The core story connects with the Weapon X programme, through which Wolverine’s adamantium skeleton was installed. The military sponsored programme to create more compliant super soldiers never stopped, and a new batch of test subjects awaken from experiments on them shortly after Wolverine dies. This is also written by Soule, as a taut action thriller, and looks great as drawn by Salvador Larroca, but not as appealing when Angel Unzueta and then Iban Coello finish things off.

Soule also starts off the next story in which several substitute Wolverines have a threat hanging over their head, but then assorted tryout creators take over, few supplying anything memorable and some not very good at all.

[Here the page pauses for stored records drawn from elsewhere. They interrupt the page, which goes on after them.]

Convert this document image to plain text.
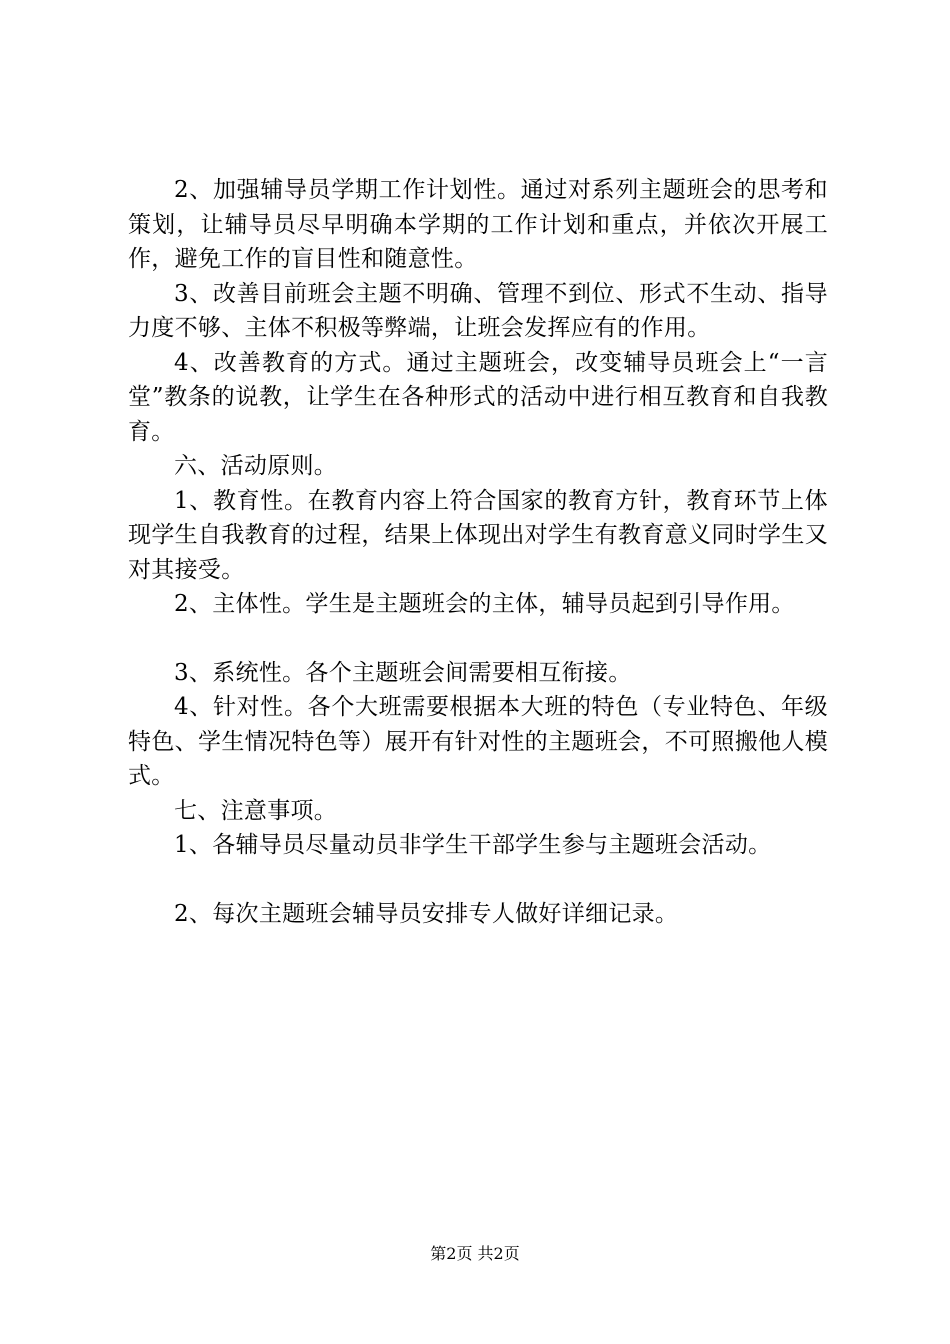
2、加强辅导员学期工作计划性。通过对系列主题班会的思考和策划，让辅导员尽早明确本学期的工作计划和重点，并依次开展工作，避免工作的盲目性和随意性。

3、改善目前班会主题不明确、管理不到位、形式不生动、指导力度不够、主体不积极等弊端，让班会发挥应有的作用。

4、改善教育的方式。通过主题班会，改变辅导员班会上“一言堂”教条的说教，让学生在各种形式的活动中进行相互教育和自我教育。

六、活动原则。

1、教育性。在教育内容上符合国家的教育方针，教育环节上体现学生自我教育的过程，结果上体现出对学生有教育意义同时学生又对其接受。

2、主体性。学生是主题班会的主体，辅导员起到引导作用。

3、系统性。各个主题班会间需要相互衔接。

4、针对性。各个大班需要根据本大班的特色（专业特色、年级特色、学生情况特色等）展开有针对性的主题班会，不可照搬他人模式。

七、注意事项。

1、各辅导员尽量动员非学生干部学生参与主题班会活动。

2、每次主题班会辅导员安排专人做好详细记录。

第2页 共2页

Gerry Duggan and Scott Kolins team Captain America and Deadpool, but this isn’t Captain America as we know him most of the time, but Steve Rogers as an elderly man. The concern is ensuring none of Logan’s DNA survives to prevent any further cloning, and only one item remains, hidden in a Russian secure facility. Duggan establishes camaraderie among recollections as the mission is carried out, while overdoing the film references joke. Seeing Cap in action as a pensionable civilian is interesting, the mood never becomes too sombre, and Kolins combines detail and action to a high standard. It’s very enjoyable.

Most Marvel events of the period tended toward a decent core story dragged down in larger collections by tie-ins by new creators, but having Soule write so much of the connected material serves this well. The one item left hanging is the fate of Daken, Lady Deathstrike, Mystique and X-23, which picks up in Wolverines.